Question

What is meant by the term bond order? Calculate the bond order of ${N_2},{O_2},{O_2}^ + $ and ${O_2}^ - $

Answer 1

Hint:The bond order shows the number of chemical bonds present between a pair of atoms. Its formula is defined as half the difference between the number of electrons in bonding orbitals and antibonding orbitals. Higher is the bond length, higher is the stability of the molecule.

Formula used:
Bond order $ = \dfrac{1}{2}[a - b]$
Where a is the number of electrons in bonding molecular orbitals and
B is the number of electrons in antibonding molecular orbitals
Complete step by step answer:
The bond order of a covalent bond is the total number of covalently bonded electron pairs between two atoms in a molecule. Further, it can be found by drawing the Lewis structure of the molecule and counting the total number of electron pairs between the atoms.
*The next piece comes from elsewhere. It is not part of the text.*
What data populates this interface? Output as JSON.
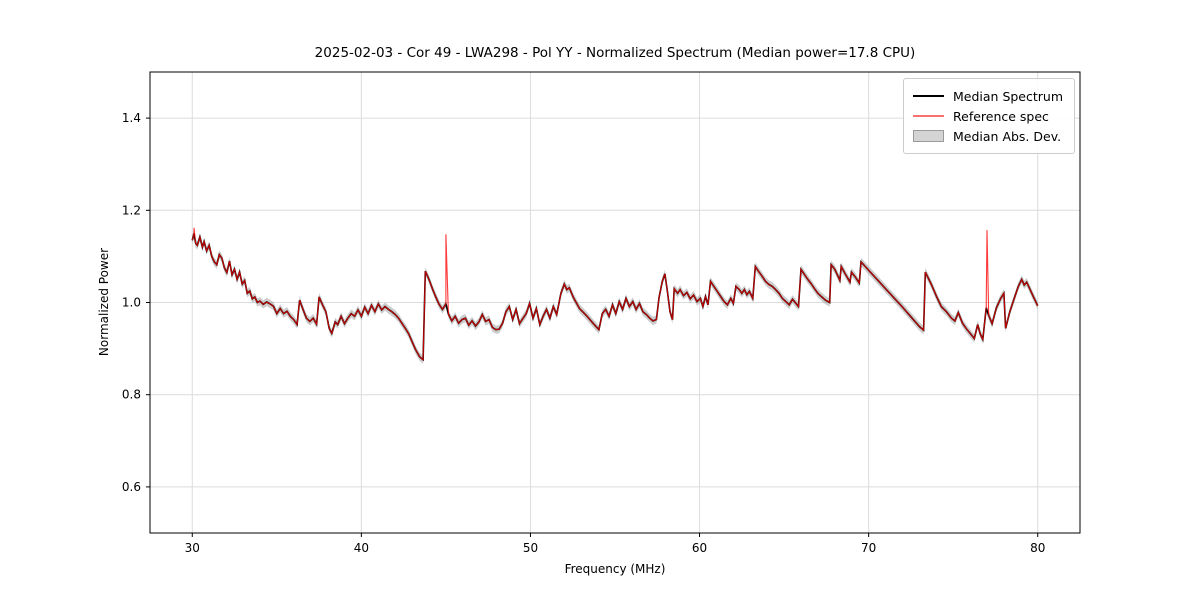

The single bonds have a bond order of1, double bonds have a bond order of 2 and triple bonds have a bond order of 3.
Now, let’s calculate the bond order of the given molecules.

1) ${N_2}$
Basically, the bond order of this molecule is 3 as it possesses triple bond.
So, according to the formula let’s calculate the bond order
 $
   = \dfrac{1}{2}(10 - 4) \\
   = \dfrac{1}{2}(6) \\
   = 3 \\
 $

 2)${O_2}$
According to the formula,
 $
  a = 8 \\
  b = 4 \\
 $
Bond order $ = \dfrac{1}{2}(8 - 4)$
=2

 3)${O_2}^ + $ - Now in this case there is one extra electron
So, according to the formula bond order will be:
 $ = \dfrac{1}{2}(10 - 5)$
=2.5

 4)${O_2}^ - $
According to the formula,
Bond order $ = \dfrac{1}{2}(10 - 7)$
=1.5

Note:If the bond order of a covalent bond is zero, then the two atoms in the question are not covalently bonded i.e. no bond exists. Moreover, the difference in the electronegativities of the atoms participating in the chemical bond also contributes to the bond energy.